Build Your Knowledge Base with SupportBee
If your main reason for using SharePoint was building internal docs or customer-facing help content, SupportBee's knowledge base is a purpose-built alternative. Create articles with a simple editor. Publish to a branded help center. Link to knowledge base articles while handling support tickets in your shared inbox.
No IT setup needed. No complex permission structures. Your team can start publishing in minutes.
Pricing: Starting at $17/user/month - includes shared inbox, knowledge base, and customer portal.
Start your free 14-day trial of SupportBee today.

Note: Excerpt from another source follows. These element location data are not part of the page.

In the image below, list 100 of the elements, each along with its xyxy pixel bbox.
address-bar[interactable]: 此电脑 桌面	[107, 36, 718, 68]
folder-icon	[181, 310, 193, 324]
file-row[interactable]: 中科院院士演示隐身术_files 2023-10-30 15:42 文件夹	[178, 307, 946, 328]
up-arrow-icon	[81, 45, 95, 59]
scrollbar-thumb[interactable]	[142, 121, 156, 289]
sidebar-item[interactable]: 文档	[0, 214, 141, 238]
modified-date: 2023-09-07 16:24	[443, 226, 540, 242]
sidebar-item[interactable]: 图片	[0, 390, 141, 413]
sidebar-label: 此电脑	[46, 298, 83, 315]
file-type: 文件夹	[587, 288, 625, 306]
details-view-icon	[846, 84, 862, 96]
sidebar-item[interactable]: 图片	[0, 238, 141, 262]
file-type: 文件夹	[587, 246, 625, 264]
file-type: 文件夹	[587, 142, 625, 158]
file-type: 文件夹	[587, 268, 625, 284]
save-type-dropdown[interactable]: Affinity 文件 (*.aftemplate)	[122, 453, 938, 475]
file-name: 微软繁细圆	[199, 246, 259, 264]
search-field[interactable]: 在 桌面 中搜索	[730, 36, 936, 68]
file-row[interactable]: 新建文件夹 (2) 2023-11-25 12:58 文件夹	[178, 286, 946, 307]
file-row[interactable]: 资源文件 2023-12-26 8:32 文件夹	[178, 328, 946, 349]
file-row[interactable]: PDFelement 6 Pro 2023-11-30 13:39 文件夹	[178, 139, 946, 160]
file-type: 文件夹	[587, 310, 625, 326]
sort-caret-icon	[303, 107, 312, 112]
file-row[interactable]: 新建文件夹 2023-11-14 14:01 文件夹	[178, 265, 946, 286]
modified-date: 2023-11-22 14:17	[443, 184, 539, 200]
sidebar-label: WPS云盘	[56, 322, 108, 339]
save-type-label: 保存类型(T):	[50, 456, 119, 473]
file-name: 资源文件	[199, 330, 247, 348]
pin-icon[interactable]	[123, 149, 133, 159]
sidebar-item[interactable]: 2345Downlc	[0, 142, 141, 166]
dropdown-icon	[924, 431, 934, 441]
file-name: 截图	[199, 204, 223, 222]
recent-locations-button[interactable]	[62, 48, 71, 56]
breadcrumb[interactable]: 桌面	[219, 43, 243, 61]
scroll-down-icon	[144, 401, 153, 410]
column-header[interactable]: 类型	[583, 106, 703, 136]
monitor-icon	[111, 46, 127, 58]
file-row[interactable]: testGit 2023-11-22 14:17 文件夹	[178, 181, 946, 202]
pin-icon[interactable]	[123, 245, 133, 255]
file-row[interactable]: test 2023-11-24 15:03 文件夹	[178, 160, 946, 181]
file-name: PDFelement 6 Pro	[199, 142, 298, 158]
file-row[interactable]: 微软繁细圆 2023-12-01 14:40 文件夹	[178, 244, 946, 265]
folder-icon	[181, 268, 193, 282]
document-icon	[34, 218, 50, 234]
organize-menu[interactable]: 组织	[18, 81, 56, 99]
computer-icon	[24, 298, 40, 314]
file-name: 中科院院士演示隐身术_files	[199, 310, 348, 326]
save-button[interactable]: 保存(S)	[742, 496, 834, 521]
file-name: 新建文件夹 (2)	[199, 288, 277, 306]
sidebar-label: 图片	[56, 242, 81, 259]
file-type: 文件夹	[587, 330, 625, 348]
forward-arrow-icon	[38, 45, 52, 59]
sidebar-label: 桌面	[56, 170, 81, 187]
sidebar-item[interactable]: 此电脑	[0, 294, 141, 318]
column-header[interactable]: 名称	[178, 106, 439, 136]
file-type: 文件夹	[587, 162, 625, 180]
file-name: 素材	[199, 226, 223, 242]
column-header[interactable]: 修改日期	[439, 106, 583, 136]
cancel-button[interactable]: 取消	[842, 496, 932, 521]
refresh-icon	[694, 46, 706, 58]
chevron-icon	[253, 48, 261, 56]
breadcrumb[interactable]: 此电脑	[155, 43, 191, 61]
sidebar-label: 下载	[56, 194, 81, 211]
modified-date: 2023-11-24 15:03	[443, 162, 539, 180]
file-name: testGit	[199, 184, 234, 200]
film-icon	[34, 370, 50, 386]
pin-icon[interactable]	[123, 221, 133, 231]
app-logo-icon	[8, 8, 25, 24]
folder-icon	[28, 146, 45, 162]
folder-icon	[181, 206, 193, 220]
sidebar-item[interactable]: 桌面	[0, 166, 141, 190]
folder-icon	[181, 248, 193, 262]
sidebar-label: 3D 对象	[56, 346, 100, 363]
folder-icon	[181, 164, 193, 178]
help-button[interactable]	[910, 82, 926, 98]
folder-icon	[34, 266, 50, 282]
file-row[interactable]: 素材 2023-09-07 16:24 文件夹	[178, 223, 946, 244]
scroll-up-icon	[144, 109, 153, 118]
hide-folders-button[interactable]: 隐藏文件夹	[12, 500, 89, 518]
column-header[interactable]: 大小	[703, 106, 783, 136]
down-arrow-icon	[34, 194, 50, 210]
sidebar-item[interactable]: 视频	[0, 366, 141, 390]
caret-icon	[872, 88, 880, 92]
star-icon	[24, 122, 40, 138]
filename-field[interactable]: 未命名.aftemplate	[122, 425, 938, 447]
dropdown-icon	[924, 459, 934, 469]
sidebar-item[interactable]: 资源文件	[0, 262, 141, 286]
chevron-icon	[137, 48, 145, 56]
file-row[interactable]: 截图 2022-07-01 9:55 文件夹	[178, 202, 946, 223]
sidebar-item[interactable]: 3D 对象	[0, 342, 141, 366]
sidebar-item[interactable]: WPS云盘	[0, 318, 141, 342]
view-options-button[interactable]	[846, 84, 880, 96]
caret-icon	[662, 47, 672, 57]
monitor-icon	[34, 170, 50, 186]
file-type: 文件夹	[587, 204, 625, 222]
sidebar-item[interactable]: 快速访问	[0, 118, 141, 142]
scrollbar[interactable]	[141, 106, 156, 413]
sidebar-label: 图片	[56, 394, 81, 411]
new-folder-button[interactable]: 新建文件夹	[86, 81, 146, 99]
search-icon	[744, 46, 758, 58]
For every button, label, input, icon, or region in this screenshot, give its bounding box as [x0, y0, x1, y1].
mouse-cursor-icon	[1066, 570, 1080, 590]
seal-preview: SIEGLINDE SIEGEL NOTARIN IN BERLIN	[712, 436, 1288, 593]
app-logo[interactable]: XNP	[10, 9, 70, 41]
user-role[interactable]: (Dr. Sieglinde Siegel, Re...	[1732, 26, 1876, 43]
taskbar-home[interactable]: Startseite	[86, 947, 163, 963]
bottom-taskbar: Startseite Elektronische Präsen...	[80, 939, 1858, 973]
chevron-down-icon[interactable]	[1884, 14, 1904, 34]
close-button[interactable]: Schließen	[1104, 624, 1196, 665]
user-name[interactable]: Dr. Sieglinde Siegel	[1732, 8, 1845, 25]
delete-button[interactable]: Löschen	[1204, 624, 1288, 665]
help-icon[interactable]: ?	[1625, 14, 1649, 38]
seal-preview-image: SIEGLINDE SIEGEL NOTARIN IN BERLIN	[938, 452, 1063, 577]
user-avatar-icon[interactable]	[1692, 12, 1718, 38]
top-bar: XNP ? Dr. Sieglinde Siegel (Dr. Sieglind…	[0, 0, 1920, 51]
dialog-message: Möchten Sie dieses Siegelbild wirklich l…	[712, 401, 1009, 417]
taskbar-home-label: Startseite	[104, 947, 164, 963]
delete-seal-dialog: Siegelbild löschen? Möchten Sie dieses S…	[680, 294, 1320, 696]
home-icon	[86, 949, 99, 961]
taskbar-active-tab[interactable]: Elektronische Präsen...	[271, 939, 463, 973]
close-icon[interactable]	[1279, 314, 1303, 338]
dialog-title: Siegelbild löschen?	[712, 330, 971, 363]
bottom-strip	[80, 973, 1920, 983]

Frequently Asked Questions
Is SharePoint still worth using?
SharePoint works well for large enterprises with dedicated IT teams and strict compliance needs. For small and mid-sized teams, the admin overhead and learning curve often outweigh the benefits. If your team avoids SharePoint or relies on workarounds like email attachments and personal cloud storage, a modern alternative will serve you better.
Can I migrate from SharePoint to Google Workspace?
Yes. Google offers migration tools that transfer files from SharePoint to Google Drive. The process preserves folder structures and permissions. Migrate in phases. Start with files your team uses most. Run both systems in parallel. Set a firm cutoff date for the old system.
What is the best SharePoint alternative for a knowledge base?
For customer-facing knowledge bases, SupportBee offers a simple editor, branded help center, and direct integration with support tickets. For internal wikis and technical docs, Confluence is the top choice. Its wiki-style editing and Jira integration make it popular with development teams.
What is replacing Microsoft SharePoint?
No single tool replaces everything SharePoint does. Teams pick alternatives based on their main use case. Google Workspace and Notion handle document collaboration. Happeo and Simpplr replace the intranet features. Nextcloud covers self-hosted file storage. Box handles secure external sharing. Most teams that leave SharePoint split its functions across two or three focused tools rather than looking for one monolithic replacement.
Is SharePoint going away in 2026?
SharePoint Online is not going away. Microsoft keeps investing in it as part of Microsoft 365. But SharePoint 2013 workflows will reach end of life in July 2026. Teams still on those old workflows need to move to Power Automate or another tool. If you use SharePoint Online with modern features, Microsoft has no plans to shut it down.